The defendant's downward motion under his seat, where the drugs were ultimately located, was strong evidence of possession. This created a reasonable inference that the defendant, in an effort to conceal the cocaine, placed it under his seat once he realized the officers were approaching. See Commonwealth v. Sadberry, 44 Mass. App. Ct. 934, 936 (1998) (sufficient evidence of possession where contraband was found under driver's seat and passenger made motion indicating concealment as officers approached). See also Commonwealth v. Cotto, 69 Mass. App. Ct. 589, 593 (2007) (sufficient evidence of possession where contraband was found under front passenger seat where defendant had been shoving feet).
Supplementing this evidence were the large quantity of cash and empty plastic bag on the center console. See Commonwealth v. Gonzalez, 452 Mass. 142, 148 (2008) (unusually large amounts of cash found in defendants' possession supported finding of constructive possession of drugs); Crapps, 84 Mass. App. Ct. at 445 (same).8
Judgment affirmed.
Order denying motion for new trial affirmed.

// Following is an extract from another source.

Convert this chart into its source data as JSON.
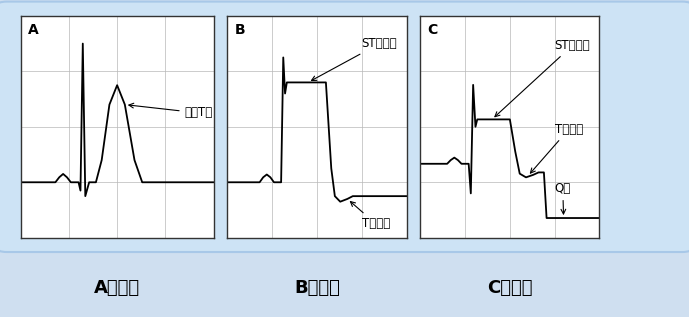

Kelter did not testify at the suppression hearing.
At the point in which the officers approached the defendant, there may have been reasonable suspicion to support a threshold inquiry, as the motion judge found; however, we need not reach that issue as there was no "stop" in the constitutional sense (and thereby no prospective constitutional violation) until the exit order. "We may affirm the denial of a motion to suppress on any ground supported by the record ...." Commonwealth v. Washington, 449 Mass. 476, 483 (2007).

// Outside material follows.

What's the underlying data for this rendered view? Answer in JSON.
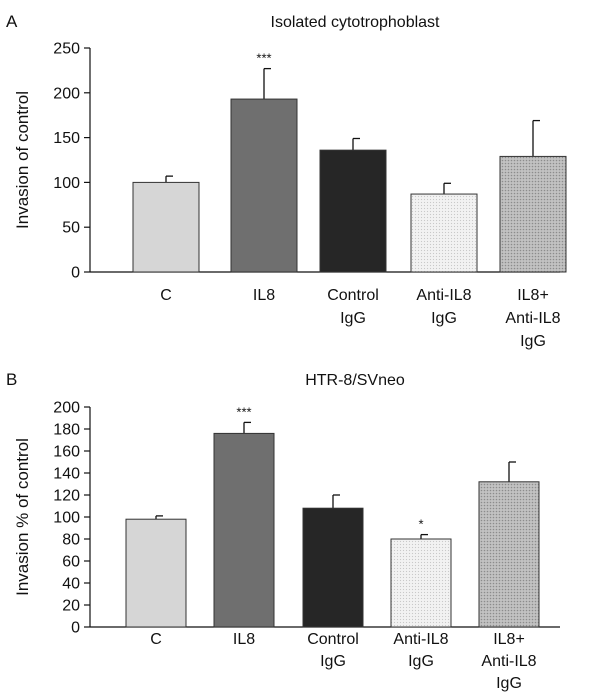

The defendant also argues that the trial judge erred in referring the motion to the original motion judge, rather than hearing the motion himself. While he takes issue with the trial judge's reasoning for declining to hear the motion, he cites no authority for the proposition that the trial judge was required to hear the motion himself. It was a matter within the judge's discretion. See Kuwaiti Danish Computer Co. v. Digital Equipment Corp, 438 Mass. 459, 465-466 (2003) ("Although a judge should not lightly undo the work of another judge, the power to reconsider an issue remains in the court until final judgment" [citation omitted] ); Mass.R.Crim.P. 13(a)(5) (judge may permit pretrial motion which has been heard and denied to be renewed). As the trial judge noted, he had heard Kelter's testimony in a trial posture. Since the motion judge had heard Fucci's testimony in a motion to suppress posture, the trial judge reasonably concluded that the motion judge was in the best position to determine whether Kelter's testimony would have made any difference. There was no abuse of discretion.

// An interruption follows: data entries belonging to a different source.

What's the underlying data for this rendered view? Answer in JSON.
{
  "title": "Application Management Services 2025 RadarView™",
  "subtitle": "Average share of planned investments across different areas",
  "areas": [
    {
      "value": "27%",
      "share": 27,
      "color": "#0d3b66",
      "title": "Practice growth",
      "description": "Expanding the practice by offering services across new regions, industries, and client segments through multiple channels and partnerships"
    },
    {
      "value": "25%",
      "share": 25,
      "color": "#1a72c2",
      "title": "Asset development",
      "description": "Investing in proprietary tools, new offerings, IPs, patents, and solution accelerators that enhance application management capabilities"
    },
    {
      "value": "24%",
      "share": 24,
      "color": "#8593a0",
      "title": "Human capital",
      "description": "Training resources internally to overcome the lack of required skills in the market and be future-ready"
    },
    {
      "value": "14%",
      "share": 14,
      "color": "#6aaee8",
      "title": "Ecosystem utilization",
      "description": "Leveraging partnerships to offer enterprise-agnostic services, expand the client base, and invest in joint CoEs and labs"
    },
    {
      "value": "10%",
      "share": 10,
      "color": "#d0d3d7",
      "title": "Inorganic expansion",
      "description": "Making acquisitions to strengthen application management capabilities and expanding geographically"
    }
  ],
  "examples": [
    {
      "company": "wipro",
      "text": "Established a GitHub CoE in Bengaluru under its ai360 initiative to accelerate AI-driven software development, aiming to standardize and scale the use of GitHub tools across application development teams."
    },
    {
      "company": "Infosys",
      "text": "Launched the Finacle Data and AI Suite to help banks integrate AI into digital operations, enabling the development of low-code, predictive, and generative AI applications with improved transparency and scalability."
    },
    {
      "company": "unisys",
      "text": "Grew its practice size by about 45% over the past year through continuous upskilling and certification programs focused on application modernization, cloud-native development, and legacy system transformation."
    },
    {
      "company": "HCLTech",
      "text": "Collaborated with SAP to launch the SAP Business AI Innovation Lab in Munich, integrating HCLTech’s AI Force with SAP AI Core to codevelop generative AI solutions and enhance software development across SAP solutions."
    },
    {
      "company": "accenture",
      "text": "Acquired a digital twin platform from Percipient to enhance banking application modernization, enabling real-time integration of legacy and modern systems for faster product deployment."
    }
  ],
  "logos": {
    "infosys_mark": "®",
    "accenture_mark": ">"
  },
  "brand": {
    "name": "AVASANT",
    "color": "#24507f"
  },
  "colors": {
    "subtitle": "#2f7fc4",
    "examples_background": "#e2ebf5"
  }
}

The primary chemist, Daniel Renczkowski, was unavailable for trial.
The fact that the drugs were tested at the Hinton Laboratory is not significant, because the individual convicted of misconduct at that laboratory had no role in testing these drugs. See Commonwealth v. Resende, 475 Mass. 1, 13-14 (2016).
At trial Officer Fucci, Officer Kelter, and the chemist, Della Saunders, testified for the Commonwealth.
The defendant's motion for new trial raises arguments that have already been discussed; therefore we need not address them further. Additionally, the defendant complains that the judge neglected to issue findings on the motion for new trial, although he had stated that he would. The defendant fails to demonstrate how that omission negatively impacted him, and we do not consider it.